A patient with pyloric stenosis secondary to peptic ulcer disease has protracted vomiting. ABG shows pH 7.52, PaCO2 48 mmHg, HCO3− 38 mEq/L. Urine pH is 5.0 (paradoxical aciduria). What explains the paradoxical aciduria?
- A Renal tubular acidosis superimposed on metabolic alkalosis
- B Excess HCO3− overwhelms renal reabsorptive capacity causing alkaline urine
- C Volume depletion and hypokalemia cause the kidney to preferentially excrete H+ to preserve Na+ and K+ ✓
- D Respiratory alkalosis drives urinary acidification via carbonic anhydrase
Explanation
In protracted vomiting, volume depletion activates the renin-angiotensin-aldosterone system, driving Na+ reabsorption in exchange for H+ and K+ secretion.
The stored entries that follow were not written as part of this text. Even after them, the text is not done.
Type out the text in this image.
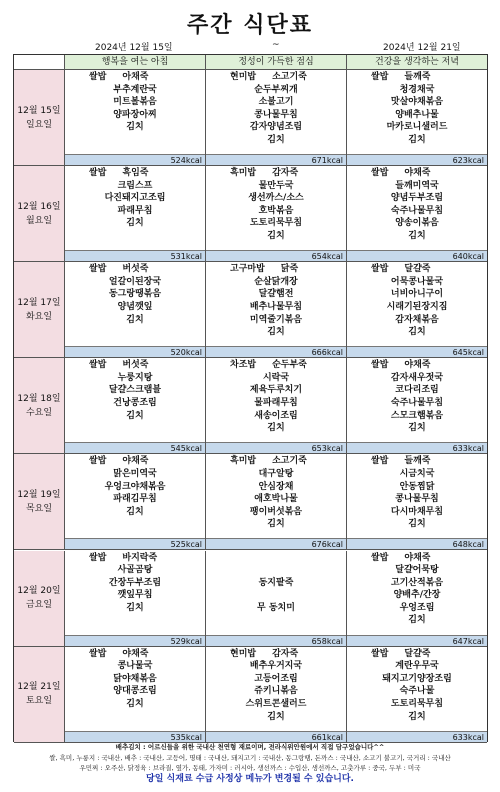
주간 식단표
2024년 12월 15일	~	2024년 12월 21일
행복을 여는 아침	정성이 가득한 점심	건강을 생각하는 저녁
12월 15일
일요일
쌀밥 아채죽
부추계란국
미트볼볶음
양파장아찌
김치
524kcal
현미밥 소고기죽
순두부찌개
소불고기
콩나물무침
감자양념조림
김치
671kcal
쌀밥 들깨죽
청경채국
맛살야채볶음
양배추나물
마카로니샐러드
김치
623kcal
12월 16일
월요일
쌀밥 흑임죽
크림스프
다진돼지고조림
파래무침
김치
531kcal
흑미밥 감자죽
물만두국
생선까스/소스
호박볶음
도토리묵무침
김치
654kcal
쌀밥 야채죽
들깨미역국
양념두부조림
숙주나물무침
양송이볶음
김치
640kcal
12월 17일
화요일
쌀밥 버섯죽
얼갈이된장국
동그랑땡볶음
양념깻잎
김치
520kcal
고구마밥 닭죽
순살닭개장
달걀햄전
배추나물무침
미역줄기볶음
김치
666kcal
쌀밥 달걀죽
어묵콩나물국
너비아니구이
시래기된장지짐
감자채볶음
김치
645kcal
12월 18일
수요일
쌀밥 버섯죽
누룽지탕
달걀스크램블
건낭콩조림
김치
545kcal
차조밥 순두부죽
시락국
제육두루치기
물파래무침
새송이조림
김치
653kcal
쌀밥 야채죽
감자새우젓국
코다리조림
숙주나물무침
스모크햄볶음
김치
633kcal
12월 19일
목요일
쌀밥 야채죽
맑은미역국
우엉크야채볶음
파래김무침
김치
525kcal
흑미밥 소고기죽
대구알탕
안심장채
애호박나물
팽이버섯볶음
김치
676kcal
쌀밥 들깨죽
시금치국
안동찜닭
콩나물무침
다시마채무침
김치
648kcal
12월 20일
금요일
쌀밥 바지락죽
사골곰탕
간장두부조림
깻잎무침
김치
529kcal
동지팥죽
무 동치미
658kcal
쌀밥 야채죽
달걀어묵탕
고기산적볶음
양배추/간장
우엉조림
김치
647kcal
12월 21일
토요일
쌀밥 야채죽
콩나물국
닭야채볶음
양대콩조림
김치
535kcal
현미밥 감자죽
배추우거지국
고등어조림
쥬키니볶음
스위트콘샐러드
김치
661kcal
쌀밥 달걀죽
계란우무국
돼지고기양장조림
숙주나물
도토리묵무침
김치
633kcal
배추김치 : 어르신들을 위한 국내산 천연형 재료이며, 전라식위안원에서 직접 담구었습니다^^
쌀, 흑미, 누룽지 : 국내산, 배추 : 국내산, 고등어, 명태 : 국내산, 돼지고기 : 국내산, 동그랑땡, 돈까스 : 국내산, 소고기 불고기, 국거리 : 국내산
우민찌 : 오주산, 닭정육 : 브라질, 옆가, 동태, 가자미 : 러시아, 생선까스 : 수입산, 생선까스, 고춧가루 : 중국, 두부 : 미국
당일 식재료 수급 사정상 메뉴가 변경될 수 있습니다.
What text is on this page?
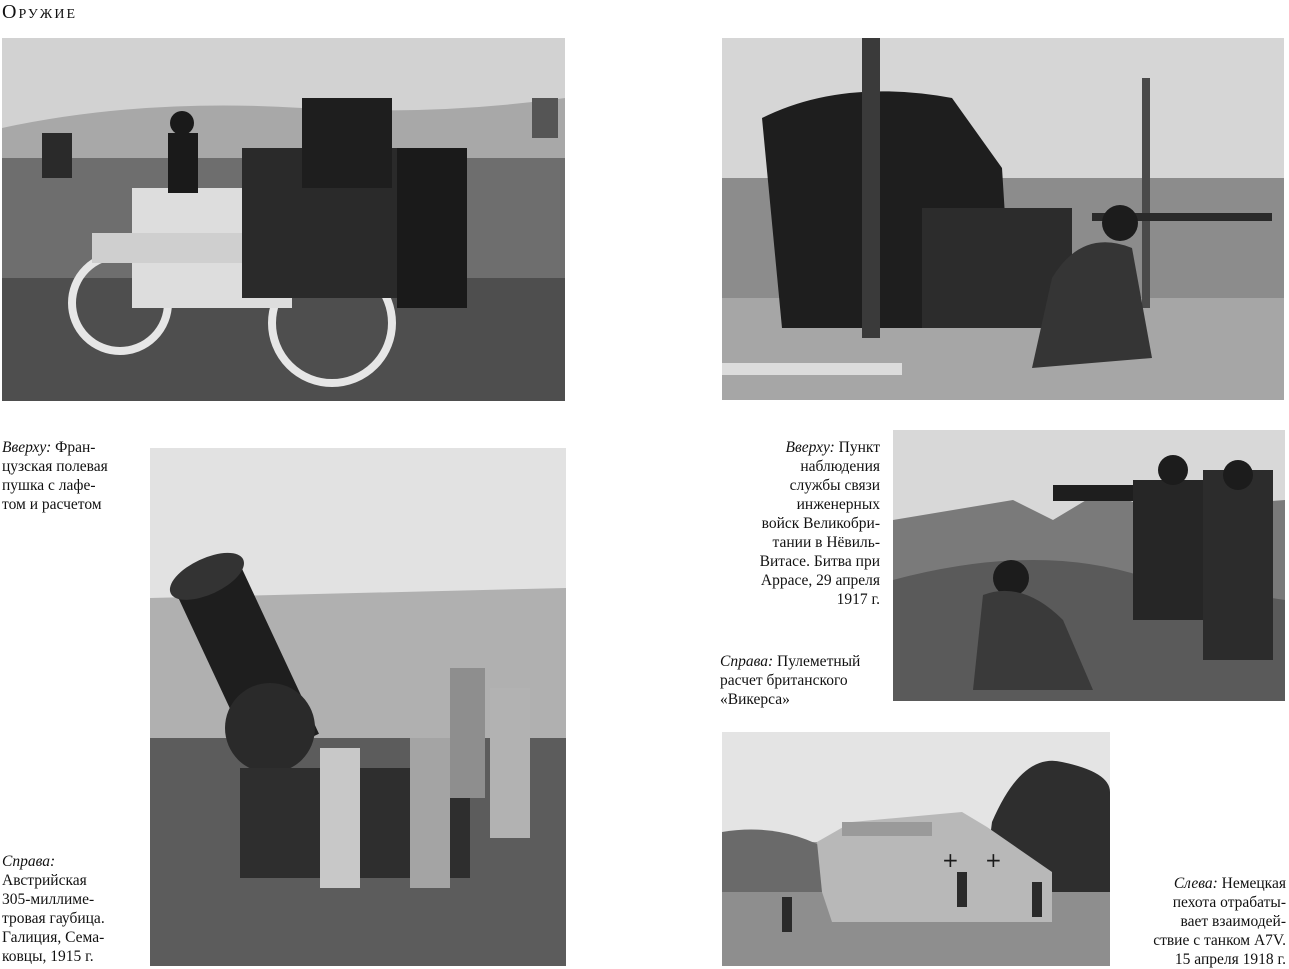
Оружие

Вверху: Фран-
цузская полевая
пушка с лафе-
том и расчетом

Справа:
Австрийская
305-миллиме-
тровая гаубица.
Галиция, Сема-
ковцы, 1915 г.

Вверху: Пункт
наблюдения
службы связи
инженерных
войск Великобри-
тании в Нёвиль-
Витасе. Битва при
Аррасе, 29 апреля
1917 г.

Справа: Пулеметный
расчет британского
«Викерса»

+ +

Слева: Немецкая
пехота отрабаты-
вает взаимодей-
ствие с танком A7V.
15 апреля 1918 г.
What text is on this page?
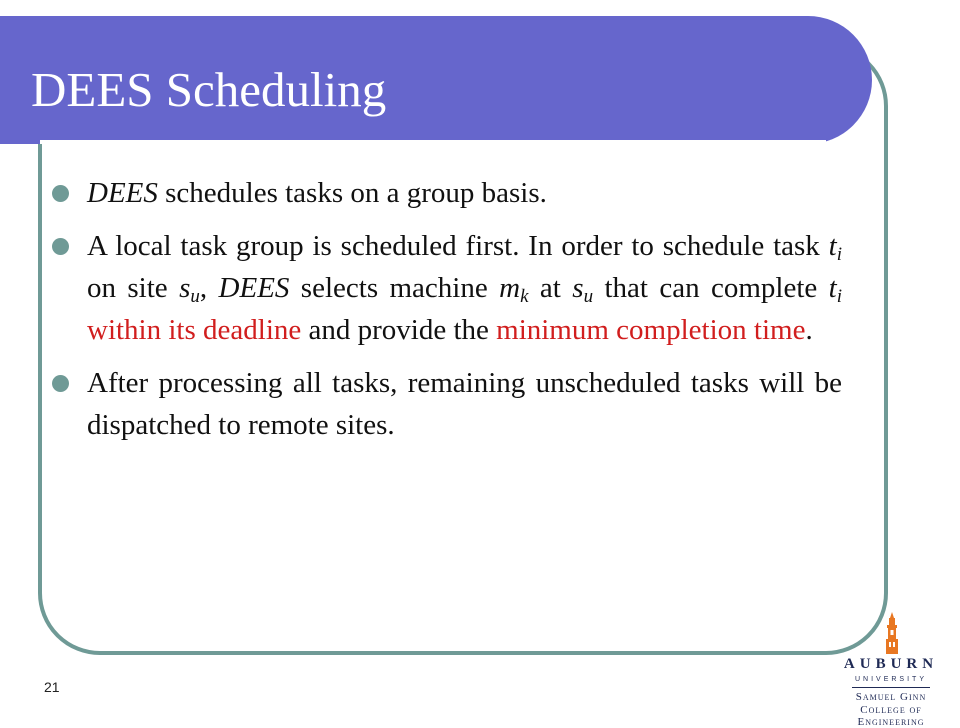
DEES Scheduling
DEES schedules tasks on a group basis.
A local task group is scheduled first. In order to schedule task $t_i$ on site $s_u$, DEES selects machine $m_k$ at $s_u$ that can complete $t_i$ within its deadline and provide the minimum completion time.
After processing all tasks, remaining unscheduled tasks will be dispatched to remote sites.
21
AUBURN
UNIVERSITY
Samuel Ginn
College of Engineering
Concomitant hypokalemia causes intracellular K+ to shift out of cells while H+ moves in, further acidifying tubular cells and promoting H+ secretion. The net result is the kidney excretes acid urine (paradoxical aciduria) even though systemic alkalosis persists — called 'contraction alkalosis maintaining paradoxical aciduria.' This resolves only with volume and KCl replacement.
Reference: Guyton & Hall, Textbook of Medical Physiology, 14th ed.